5. The person making the will must have “testamentary intent.”

This means the person making the will has a desire to make a will and to leave assets to specific individuals or organizations after death. This intention must be clearly stated in the will.

If the will is typed it must also:

6. The will must be attested to and signed by two witnesses who saw the person making the will actually sign the will.

7. The witnesses must sign the will in the presence of the person making the will.

What is a self-proving affidavit in Texas?

It is a good idea to include a “self-proving affidavit.” A self-proving affidavit is a statement signed by the testator and witnesses that say they witnessed the testator signing the will, the testator is over eighteen and the witnesses (at least in Texas) are over fourteen. While not required to make the will valid, it makes the probate process a lot smoother. The purpose of the self-proving affidavit is to avoid having to hunt down the witness after the testator dies. Essentially, the self-proving affidavit has the witness makes statements that would they would have otherwise had to make in the probate hearing before the court. If the will does not have a self-proving affidavit, the witnesses to the will may have to testify in court about what they saw when the will was signed. This can be a time-consuming and expensive process, and it is often easier to just have a self-proving affidavit. While the will itself doesn’t need to be notarized, the self-proving affidavit must be notarized to be effective.

In Texas, the self-proving affidavit does not have to be signed at the same time the will is signed. it can be signed at a later time, during the lifetime of the person making the will, as long as it is signed by the same witnesses, the testator, and it is notarized.

What happens if the will is not valid

If a will does not meet the requirements for a valid will in Texas, it is invalid – that is, it is not a will. This means that the deceased’s wishes are not carried out according to his or her desires. If the will is invalid, the assets of the deceased will be distributed according to the intestate succession laws of Texas. This can result in assets going to people that the deceased did not intend to receive them. Therefore, it is important to make sure that all requirements for a valid will are met in order to ensure that one’s final wishes are carried out.

What are Texas’ intestate succession laws?

If a person dies without a valid will in Texas, his or her assets will be distributed according to the intestate succession laws of Texas. This can result in assets going to people that the deceased did not intend to receive them. The intestate succession laws of Texas are pretty complex, so it is important to understand them if you are someone who wants to make sure their assets are distributed the way they want them to be after death.

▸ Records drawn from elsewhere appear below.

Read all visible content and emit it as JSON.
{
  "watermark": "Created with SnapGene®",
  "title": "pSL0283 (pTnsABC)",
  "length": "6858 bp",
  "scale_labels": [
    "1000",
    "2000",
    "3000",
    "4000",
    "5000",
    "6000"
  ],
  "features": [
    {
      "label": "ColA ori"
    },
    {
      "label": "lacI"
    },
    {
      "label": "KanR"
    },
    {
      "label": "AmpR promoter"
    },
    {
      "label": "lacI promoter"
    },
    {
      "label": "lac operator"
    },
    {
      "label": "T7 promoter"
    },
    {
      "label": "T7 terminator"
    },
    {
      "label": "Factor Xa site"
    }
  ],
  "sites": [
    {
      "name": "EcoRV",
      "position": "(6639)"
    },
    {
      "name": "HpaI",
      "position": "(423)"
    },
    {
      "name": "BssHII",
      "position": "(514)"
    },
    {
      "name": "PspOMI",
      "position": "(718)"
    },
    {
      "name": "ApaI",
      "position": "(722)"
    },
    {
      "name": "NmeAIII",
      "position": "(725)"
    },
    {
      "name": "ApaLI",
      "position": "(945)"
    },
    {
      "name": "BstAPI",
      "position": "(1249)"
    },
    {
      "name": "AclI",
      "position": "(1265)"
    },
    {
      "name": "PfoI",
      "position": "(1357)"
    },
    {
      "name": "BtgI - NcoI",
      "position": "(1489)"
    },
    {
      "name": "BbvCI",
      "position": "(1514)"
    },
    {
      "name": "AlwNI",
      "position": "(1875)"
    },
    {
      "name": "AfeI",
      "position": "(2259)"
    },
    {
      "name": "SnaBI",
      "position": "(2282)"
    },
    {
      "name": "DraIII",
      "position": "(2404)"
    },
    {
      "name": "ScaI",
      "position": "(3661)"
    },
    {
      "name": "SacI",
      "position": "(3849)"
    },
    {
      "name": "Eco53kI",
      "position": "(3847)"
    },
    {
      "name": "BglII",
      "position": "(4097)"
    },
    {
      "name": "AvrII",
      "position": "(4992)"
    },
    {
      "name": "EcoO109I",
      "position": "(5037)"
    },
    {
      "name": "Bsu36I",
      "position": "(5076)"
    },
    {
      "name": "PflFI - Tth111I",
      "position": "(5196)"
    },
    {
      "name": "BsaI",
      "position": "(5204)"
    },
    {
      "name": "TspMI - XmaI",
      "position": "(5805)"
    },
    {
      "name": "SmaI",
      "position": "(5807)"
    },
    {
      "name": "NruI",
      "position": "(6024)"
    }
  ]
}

Basically, the intestate succession laws determine who will receive a deceased person’s assets if he or she did not have a valid will. The laws are based on family relationships – for example, the spouse of the deceased will usually receive the largest share of the assets, followed by children and then parents. If there is no spouse or child of the deceased, then the assets will go to other family members in accordance with the intestate succession laws.

Who inherits exactly would depend on whether the asset was separate property or community property. Whether the asset is real property or personal property, and whether the deceased had children with a surviving spouse or someone else. As mentioned, it can be pretty complex. A person that has remarried must get their will or trust in place to make sure their assets goes to who they want to after they die.

One important thing to keep in mind is that these laws apply only to assets that are in the name of the deceased at the time of death. So, for example, if a person had a bank account in his or her name alone and that person died without a valid will, the bank account would pass to the beneficiaries named in the intestate succession laws. However, if the person had a life insurance policy that named a different beneficiary, the life insurance policy would not be affected by the intestate succession laws and would pass to the named beneficiary.

 

In short, it is important to have a valid will to ensure that your assets are distributed according to your wishes after you die. If you die without a valid will, your assets will be distributed according to the intestate succession laws of Texas, which may not be what you want. Therefore, it is important to make sure that all requirements for a valid will are met in order to ensure that your final wishes are carried out.